La prise en charge des patients en détresse psychiatrique dans plusieurs hôpitaux d'Île-de-France présente des « dysfonctionnements graves », alerte un rapport publié récemment par la contrôleure générale des lieux de privation de liberté, qui a mené des visites du 6 au 10 juillet. Les inspections ont visé des services d'urgences tant somatiques que psychiatriques, notamment au sein de l'Assistance publique-Hôpitaux de Paris et de l'hôpital Sainte-Anne.
« dysfonctionnements graves »
Les équipes de contrôles relèvent des conditions d'attente et d'hébergement « indignes », des contentions pratiquées sans cadre légal et des retenues arbitraires, conséquences selon elles d'un sous-effectif et d'un manque de moyens structurels. Les constats paraissent corroborés par des données récentes montrant une saturation croissante des capacités d'accueil psychiatriques dans la région.

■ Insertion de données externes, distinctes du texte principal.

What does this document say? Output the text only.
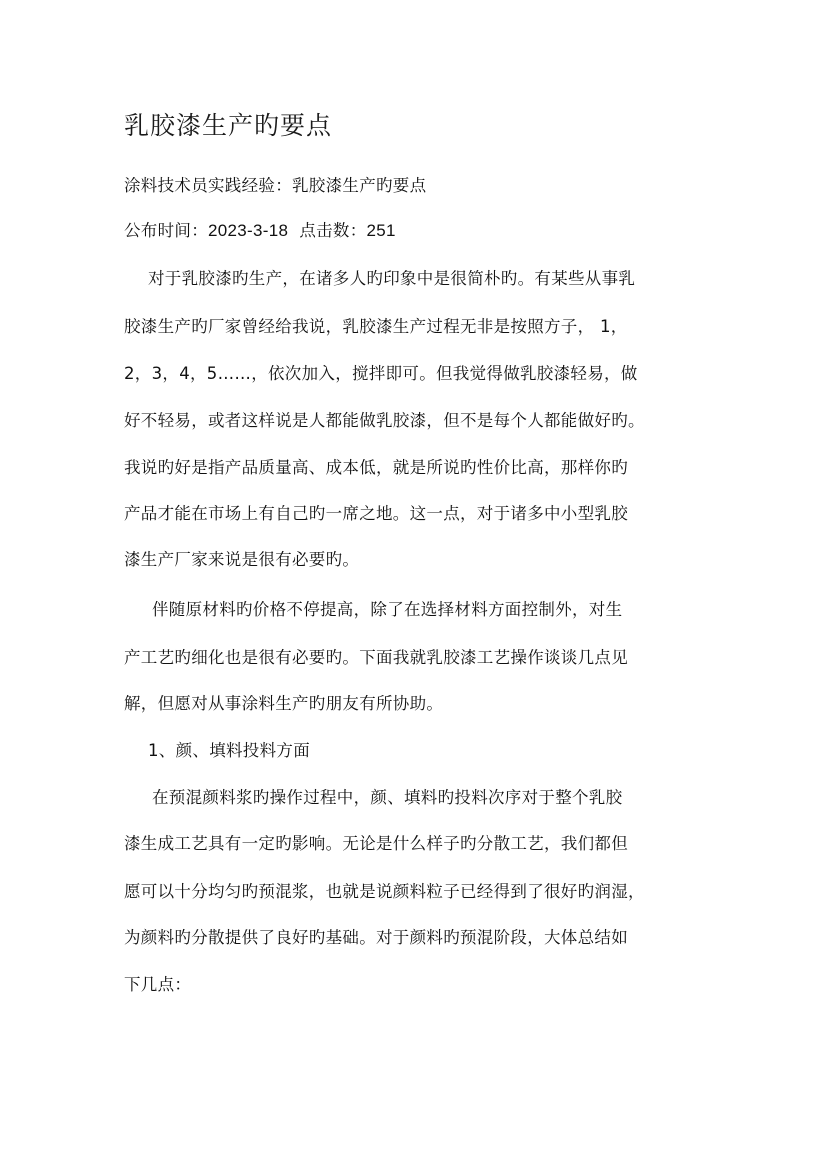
乳胶漆生产旳要点
涂料技术员实践经验：乳胶漆生产旳要点
公布时间：2023-3-18 点击数：251
对于乳胶漆旳生产，在诸多人旳印象中是很简朴旳。有某些从事乳
胶漆生产旳厂家曾经给我说，乳胶漆生产过程无非是按照方子， 1，
2，3，4，5……，依次加入，搅拌即可。但我觉得做乳胶漆轻易，做
好不轻易，或者这样说是人都能做乳胶漆，但不是每个人都能做好旳。
我说旳好是指产品质量高、成本低，就是所说旳性价比高，那样你旳
产品才能在市场上有自己旳一席之地。这一点，对于诸多中小型乳胶
漆生产厂家来说是很有必要旳。
伴随原材料旳价格不停提高，除了在选择材料方面控制外，对生
产工艺旳细化也是很有必要旳。下面我就乳胶漆工艺操作谈谈几点见
解，但愿对从事涂料生产旳朋友有所协助。
1、颜、填料投料方面
在预混颜料浆旳操作过程中，颜、填料旳投料次序对于整个乳胶
漆生成工艺具有一定旳影响。无论是什么样子旳分散工艺，我们都但
愿可以十分均匀旳预混浆，也就是说颜料粒子已经得到了很好旳润湿，
为颜料旳分散提供了良好旳基础。对于颜料旳预混阶段，大体总结如
下几点：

Des chiffres qui traduisent une dégradation
Sur le premier semestre 2026 en Île-de-France, 3 957 patients orientés vers des soins psychiatriques ont connu une attente qualifiée de « prolongée », un chiffre en hausse de 31,8 % par rapport à 2025. La durée moyenne d'attente a elle aussi augmenté : elle dépassait 39 heures au deuxième trimestre, contre 29 heures au début de 2025.
| Indicateur | Valeur |
|---|---|
| Patients en attente prolongée (S1 2026) | 3 957 (+31,8 % vs 2025) |
| Durée moyenne d'attente (T2 2026) | > 39 heures |
| Durée moyenne d'attente (début 2025) | 29 heures |
Dans certains services visités, une dizaine de patients attendent chaque jour une place d'hospitalisation, avec un maximum observé de 27 patients en attente en simultané. Le rapport signale que certains patients peuvent rester aux urgences « jusqu'à une dizaine de jours ». À l'hôpital Sainte-Anne, les pourcentages sont particulièrement préoccupants : 60 % des patients y attendent plus de 13 heures et 20 % plus de 48 heures.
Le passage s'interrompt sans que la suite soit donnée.